Генрих обреченно простер вялую руку к бумажонке, а Карен почему-то покраснел одной щекой. Видимо, организм вспомнил, как получил по этой щеке вот этим самым вялым кулаком. И уступил Ли-и-и-иду.

Ослябин тем временем подтянул к себе бумажки и, прямо на скатерти в крошках настоящей итальянской чиабатты, поверх подозрительных винных и масляных пятен, которые успел насажать за этот ужин, не глядя, подмахнул документик в двух экземплярах. Откуда только ручку взял? Словно из рукава.

– Подписал я, братушка, – все так же пьяно пробормотал Ослябин, толкая бумаги назад к Карену. – Будешь ты теперь, Карен Пересветов, совладельцем хлебозавода, – Генрих чуть закашлялся и запил кашель водочкой, как водичкой. Карен сидел ниже травы, тише воды, смирнее сивки-бурки. – Только помни, братушка: обманешь Генриха – убью.

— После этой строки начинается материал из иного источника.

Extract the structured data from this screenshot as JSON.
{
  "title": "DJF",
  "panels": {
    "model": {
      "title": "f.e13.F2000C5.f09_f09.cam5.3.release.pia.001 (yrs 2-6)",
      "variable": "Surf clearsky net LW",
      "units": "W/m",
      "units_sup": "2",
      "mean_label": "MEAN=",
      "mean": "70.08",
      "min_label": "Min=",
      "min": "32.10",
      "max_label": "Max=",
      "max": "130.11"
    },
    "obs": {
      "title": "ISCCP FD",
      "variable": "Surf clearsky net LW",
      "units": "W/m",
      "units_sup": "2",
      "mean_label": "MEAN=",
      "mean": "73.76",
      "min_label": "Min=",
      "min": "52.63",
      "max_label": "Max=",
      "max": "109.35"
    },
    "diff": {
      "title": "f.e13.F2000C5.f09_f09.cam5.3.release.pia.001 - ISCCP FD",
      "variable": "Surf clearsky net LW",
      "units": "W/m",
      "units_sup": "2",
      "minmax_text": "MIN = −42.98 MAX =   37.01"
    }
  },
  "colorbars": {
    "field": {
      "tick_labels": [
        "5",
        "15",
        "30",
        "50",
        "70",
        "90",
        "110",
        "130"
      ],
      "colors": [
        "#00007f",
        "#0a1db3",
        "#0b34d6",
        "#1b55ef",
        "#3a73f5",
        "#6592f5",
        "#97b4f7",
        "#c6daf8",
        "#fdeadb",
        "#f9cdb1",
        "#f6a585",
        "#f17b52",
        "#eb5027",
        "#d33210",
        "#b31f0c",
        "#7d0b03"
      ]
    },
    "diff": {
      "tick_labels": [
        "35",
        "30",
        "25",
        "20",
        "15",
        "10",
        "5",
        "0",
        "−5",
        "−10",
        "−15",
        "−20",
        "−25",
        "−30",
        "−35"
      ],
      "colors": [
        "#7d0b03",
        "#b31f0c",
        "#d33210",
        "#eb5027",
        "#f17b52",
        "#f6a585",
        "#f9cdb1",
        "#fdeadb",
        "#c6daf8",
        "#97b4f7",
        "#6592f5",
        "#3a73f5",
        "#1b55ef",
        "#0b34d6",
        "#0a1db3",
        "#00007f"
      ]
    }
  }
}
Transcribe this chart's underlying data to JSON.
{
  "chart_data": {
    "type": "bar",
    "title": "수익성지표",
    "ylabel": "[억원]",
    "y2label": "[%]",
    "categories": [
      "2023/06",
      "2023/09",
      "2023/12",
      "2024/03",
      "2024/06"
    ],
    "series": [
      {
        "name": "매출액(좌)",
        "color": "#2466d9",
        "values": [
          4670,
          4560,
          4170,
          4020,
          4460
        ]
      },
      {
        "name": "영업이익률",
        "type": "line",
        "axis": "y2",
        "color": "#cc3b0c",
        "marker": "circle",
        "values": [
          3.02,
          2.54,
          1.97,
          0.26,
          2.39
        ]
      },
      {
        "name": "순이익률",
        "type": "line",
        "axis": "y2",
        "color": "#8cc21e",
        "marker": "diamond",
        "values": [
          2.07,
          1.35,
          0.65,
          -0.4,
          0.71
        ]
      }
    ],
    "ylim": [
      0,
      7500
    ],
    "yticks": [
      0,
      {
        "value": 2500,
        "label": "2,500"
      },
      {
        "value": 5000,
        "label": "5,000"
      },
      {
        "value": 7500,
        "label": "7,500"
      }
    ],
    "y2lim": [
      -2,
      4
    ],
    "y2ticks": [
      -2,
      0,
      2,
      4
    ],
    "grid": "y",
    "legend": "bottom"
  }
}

Так закончил свои речи Генрих Ослябин, аккуратно сложил жидковолосую худую голову на руки, руки – на стол и закрыл глаза. Карен же холодной твердой рукой распрямил заветные бумажки, методично втряхнул каждый экземпляр в прозрачный файлик, оба файлика – в непрозрачную папку, быстро и отрывисто прозвонил какого-то алхимика Леню, договорился с ним о химическом пилинге ценных документов, вызвал доверенного официанта и с его помощью бережно транспортировал бессознательного Ослябина в свою машину, на заднее сиденье. Генрихов богатый «брабус» с охраной был отпущен (жили-то братушки, напомним, в одном доме), а Карен уселся на переднее пассажирское место своего флагманского «кайена» и вперил бесстрашно-задумчивый взгляд в ночной Кутузовский проспект. Водитель по имени Женис сурово молчал, будто держал в руках не руль автомобиля, а судьбу всей пищевой промышленности России. Знал он, что балагура Пересветова лучше не трогать, когда он сам с собой, без свидетелей. Надо будет – сам тронет. Пересветов невесело хмыкнул:

– Еще неизвестно, кто кого, друг мой, Генрих, кто кого… – повторил он. – Одно запомни, братушка: Карен Пересветов вторую щеку не подставляет. Так-то вот.